I don’t think he really wanted to listen to the album.
My heart was beating so fast as I snuck out of my house and pulled out of the driveway with the headlights off. I turned them off again as I pulled up to his house, and I texted him, and he snuck out, closing the door to his parents’ house real careful so he didn’t wake them up.
We whispered as we drove away, which was silly because no one could hear us from inside the car.
“Why are we whispering?” he said.
“I don’t know!” I said, laughing.
We started talking like we always did, and then I put that album on and turned it up, and I swear that girl was singing about my life. Every album of hers seems to be that way, like they all come out at the perfect time for whatever’s going on in my world.
After that first night, Brady and I just kept sneaking out together. At first it was just as friends. Flirty friends, like always. But then one night we drove out to his hunting property, and he made a bonfire, rigged up a radio, and we sat out there for hours listening to music and chatting. It was chilly, so I cuddled up right next to him, heart racing. And he brushed my hair behind my ear with his fingers, and we looked at each other, and we stopped talking.
It was a first kiss right out of a country song. And it was an A+ first kiss.
It was everything I ever dreamed.
I swear, either Tim McGraw’s “Felt Good on My Lips” or George Strait’s “Give It All We Got Tonight” came on the radio every time we were together.

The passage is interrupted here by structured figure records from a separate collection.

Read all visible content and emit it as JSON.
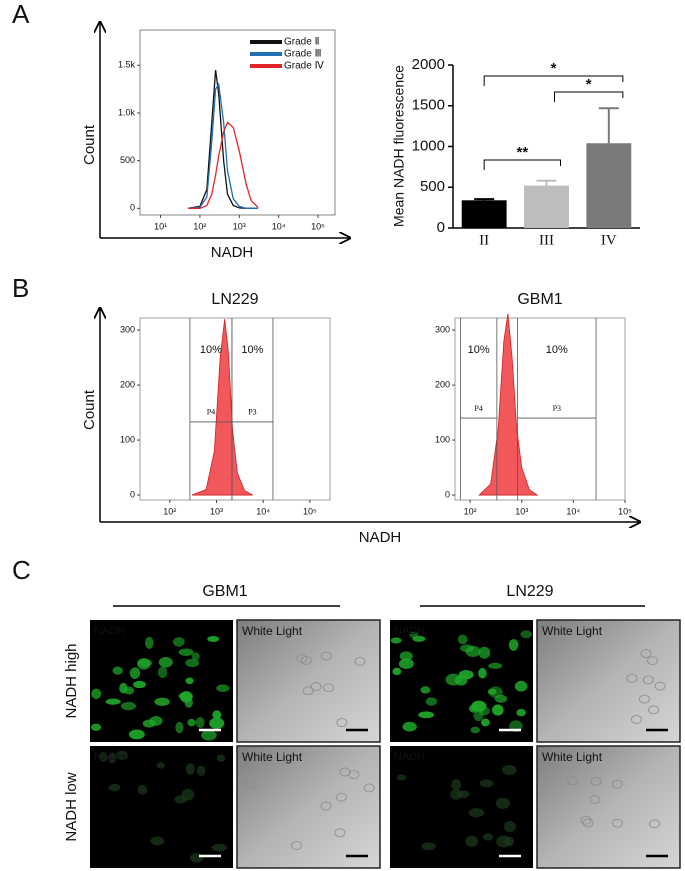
{
  "panel_labels": [
    "A",
    "B",
    "C"
  ],
  "chart_data": [
    {
      "type": "line",
      "x_scale": "log",
      "xlabel": "NADH",
      "ylabel": "Count",
      "xlim": [
        3,
        270000
      ],
      "ylim": [
        -70,
        1870
      ],
      "xticks": [
        {
          "value": 10,
          "label": "10¹"
        },
        {
          "value": 100,
          "label": "10²"
        },
        {
          "value": 1000,
          "label": "10³"
        },
        {
          "value": 10000,
          "label": "10⁴"
        },
        {
          "value": 100000,
          "label": "10⁵"
        }
      ],
      "yticks": [
        0,
        500,
        {
          "value": 1000,
          "label": "1.0k"
        },
        {
          "value": 1500,
          "label": "1.5k"
        }
      ],
      "legend": "upper right",
      "x": [
        50,
        100,
        150,
        200,
        250,
        300,
        400,
        500,
        700,
        1000,
        1500,
        2000,
        3000
      ],
      "series": [
        {
          "name": "Grade Ⅱ",
          "color": "#111111",
          "values": [
            0,
            20,
            200,
            900,
            1450,
            1200,
            500,
            150,
            30,
            5,
            0,
            0,
            0
          ]
        },
        {
          "name": "Grade Ⅲ",
          "color": "#1f6fb5",
          "values": [
            0,
            10,
            120,
            700,
            1250,
            1300,
            900,
            400,
            100,
            20,
            0,
            0,
            0
          ]
        },
        {
          "name": "Grade Ⅳ",
          "color": "#e0262b",
          "values": [
            0,
            0,
            30,
            150,
            350,
            550,
            800,
            900,
            850,
            600,
            250,
            80,
            10
          ]
        }
      ]
    },
    {
      "type": "bar",
      "ylabel": "Mean NADH fluorescence",
      "categories": [
        "II",
        "III",
        "IV"
      ],
      "values": [
        340,
        520,
        1040
      ],
      "errors": [
        15,
        60,
        430
      ],
      "colors": [
        "#000000",
        "#bdbdbd",
        "#7a7a7a"
      ],
      "ylim": [
        0,
        2000
      ],
      "yticks": [
        0,
        500,
        1000,
        1500,
        2000
      ],
      "annotations": [
        {
          "label": "**",
          "between": [
            0,
            1
          ]
        },
        {
          "label": "*",
          "between": [
            1,
            2
          ]
        },
        {
          "label": "*",
          "between": [
            0,
            2
          ]
        }
      ]
    },
    {
      "type": "area",
      "title": "LN229",
      "x_scale": "log",
      "xlabel": "NADH",
      "ylabel": "Count",
      "color": "#f2585b",
      "xlim": [
        23,
        270000
      ],
      "ylim": [
        -9,
        322
      ],
      "xticks": [
        {
          "value": 100,
          "label": "10²"
        },
        {
          "value": 1000,
          "label": "10³"
        },
        {
          "value": 10000,
          "label": "10⁴"
        },
        {
          "value": 100000,
          "label": "10⁵"
        }
      ],
      "yticks": [
        0,
        100,
        200,
        300
      ],
      "x": [
        300,
        600,
        900,
        1200,
        1500,
        1800,
        2200,
        2800,
        4000,
        6000
      ],
      "values": [
        0,
        10,
        80,
        250,
        320,
        260,
        120,
        40,
        8,
        0
      ],
      "gates": [
        {
          "name": "P4",
          "label": "10%",
          "range": [
            270,
            2140
          ],
          "level": 133
        },
        {
          "name": "P3",
          "label": "10%",
          "range": [
            2140,
            16200
          ],
          "level": 133
        }
      ]
    },
    {
      "type": "area",
      "title": "GBM1",
      "x_scale": "log",
      "color": "#f2585b",
      "xlim": [
        51,
        100000
      ],
      "ylim": [
        -9,
        322
      ],
      "xticks": [
        {
          "value": 100,
          "label": "10²"
        },
        {
          "value": 1000,
          "label": "10³"
        },
        {
          "value": 10000,
          "label": "10⁴"
        },
        {
          "value": 100000,
          "label": "10⁵"
        }
      ],
      "yticks": [
        0,
        100,
        200,
        300
      ],
      "x": [
        150,
        250,
        350,
        450,
        540,
        650,
        800,
        1000,
        1400,
        2000
      ],
      "values": [
        0,
        20,
        120,
        280,
        330,
        250,
        120,
        50,
        10,
        0
      ],
      "gates": [
        {
          "name": "P4",
          "label": "10%",
          "range": [
            65,
            330
          ],
          "level": 140
        },
        {
          "name": "P3",
          "label": "10%",
          "range": [
            830,
            27500
          ],
          "level": 140
        }
      ]
    }
  ],
  "images": {
    "columns": [
      "GBM1",
      "LN229"
    ],
    "rows": [
      "NADH high",
      "NADH low"
    ],
    "channels": [
      "NADH",
      "White Light"
    ]
  }
}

Brady was still on and off with his girlfriend at the time. I never really knew if they were together or not, but I also didn’t want to know, so it wouldn’t make me feel bad. It would break my heart when I saw them holding hands in the hallway, finding out they were back on. I didn’t want to be that girl. I never thought I would be the girl somebody was cheating with, ever! But it felt so good to kiss him. So wrong, but so good. I kept thinking, Pick me. Choose me. Love me. (Yes, I was a Grey’s Anatomy fan.) Every time I thought they were broken up for good, I would get so hopeful. Maybe we really could just have a shot and give it a real go, instead of sneaking around, me waiting for those texts to come meet him. But that’s what we kept doing. We met up in the parking lot by the Econo Lodge, near the Publix. You couldn’t see where we parked from the street. It was all supersecret, because, well, he didn’t want to be seen. And I didn’t want to look bad.